The fact that, if you're my age, you can probably no longer count the people you've known who survived, or did not survive, cancer. Cause and effect break down when cause is an invisible, tasteless, odorless substance that takes longer to break down than does the human body.
 
Pineda suggests reading Greg Palast's Vulture's Picnic for a more detailed examination of the central nuclear industry truth, "it turned out that fixing the regulators was cheaper than fixing the problem." In case you want to know why your government uses your own money to kill you for the profits of a few. Pineda herself is more interested in examining the details of who stops cooperating in the death-for-profit game.

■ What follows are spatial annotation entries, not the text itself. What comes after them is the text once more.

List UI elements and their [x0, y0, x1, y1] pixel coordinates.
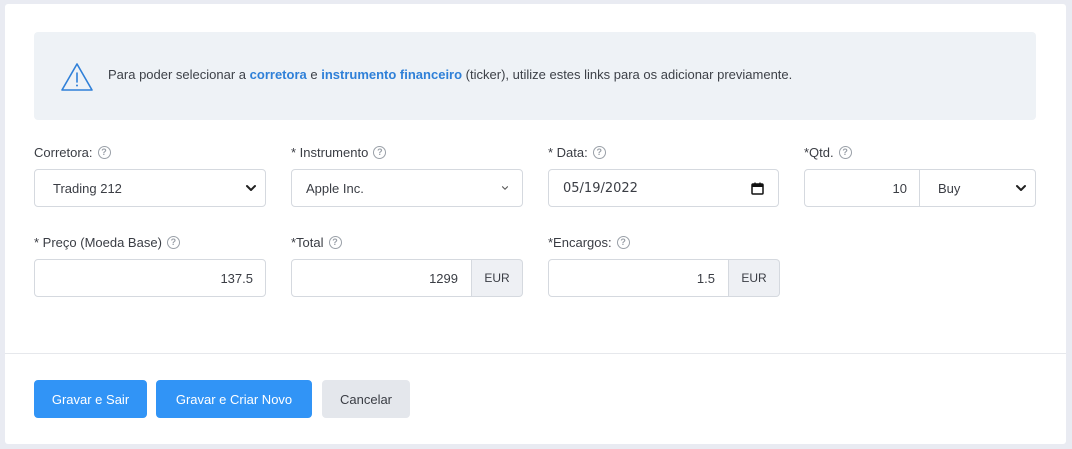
fees-label: *Encargos:?: [548, 235, 630, 250]
footer-divider: [5, 353, 1066, 354]
broker-link[interactable]: corretora: [250, 67, 307, 82]
date-label: * Data:?: [548, 145, 606, 160]
help-icon[interactable]: ?: [616, 236, 630, 249]
help-icon[interactable]: ?: [328, 236, 342, 249]
help-icon[interactable]: ?: [97, 146, 111, 159]
chevron-down-icon: [1016, 185, 1026, 191]
chevron-down-icon: [501, 186, 509, 190]
save-exit-button[interactable]: Gravar e Sair: [34, 380, 147, 418]
warning-triangle-icon: [61, 63, 93, 91]
total-label: *Total?: [291, 235, 342, 250]
price-label: * Preço (Moeda Base)?: [34, 235, 180, 250]
quantity-label: *Qtd.?: [804, 145, 852, 160]
info-alert: Para poder selecionar a corretora e inst…: [34, 32, 1036, 120]
alert-message: Para poder selecionar a corretora e inst…: [108, 67, 793, 82]
help-icon[interactable]: ?: [166, 236, 180, 249]
instrument-label: * Instrumento?: [291, 145, 387, 160]
save-new-button[interactable]: Gravar e Criar Novo: [156, 380, 312, 418]
date-input[interactable]: 05/19/2022: [548, 169, 779, 207]
instrument-select[interactable]: Apple Inc.: [291, 169, 523, 207]
help-icon[interactable]: ?: [592, 146, 606, 159]
help-icon[interactable]: ?: [373, 146, 387, 159]
quantity-input[interactable]: 10: [804, 169, 920, 207]
broker-label: Corretora:?: [34, 145, 111, 160]
transaction-form-card: Para poder selecionar a corretora e inst…: [5, 4, 1066, 444]
total-currency-addon: EUR: [472, 259, 523, 297]
fees-currency-addon: EUR: [729, 259, 780, 297]
calendar-icon[interactable]: [751, 182, 764, 195]
cancel-button[interactable]: Cancelar: [322, 380, 410, 418]
instrument-link[interactable]: instrumento financeiro: [321, 67, 462, 82]
chevron-down-icon: [246, 185, 256, 191]
total-input[interactable]: 1299: [291, 259, 472, 297]
broker-select[interactable]: Trading 212: [34, 169, 266, 207]
side-select[interactable]: Buy: [919, 169, 1036, 207]
price-input[interactable]: 137.5: [34, 259, 266, 297]
fees-input[interactable]: 1.5: [548, 259, 729, 297]
help-icon[interactable]: ?: [838, 146, 852, 159]
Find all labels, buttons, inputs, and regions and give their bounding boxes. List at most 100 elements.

She quotes a farmer who helped bring a lawsuit to block yet another Japanese nuclear plant from starting up, Hatsumi Ishimaru: "Women are at the head of the anti-nuclear campaign because we value life more than economic gain."
 
Official pronouncements coached by top dollar public relations firms can steer public perception, but they cannot change facts on the ground. Pineda writes:
...it's conceivable that in the larger scheme, Mother Earth may be the "decider" notwithstanding her failure to be recognized by the government -- or any other government for that matter -- with the exception of the government of Bolivia.
If she has any hope left, it's riding on the rise of the global 99%. She quotes Takanobu Kobayashi, an activist who leads Japanese citizens in the relentless pursuit of life over death: "We do not trust the government anymore."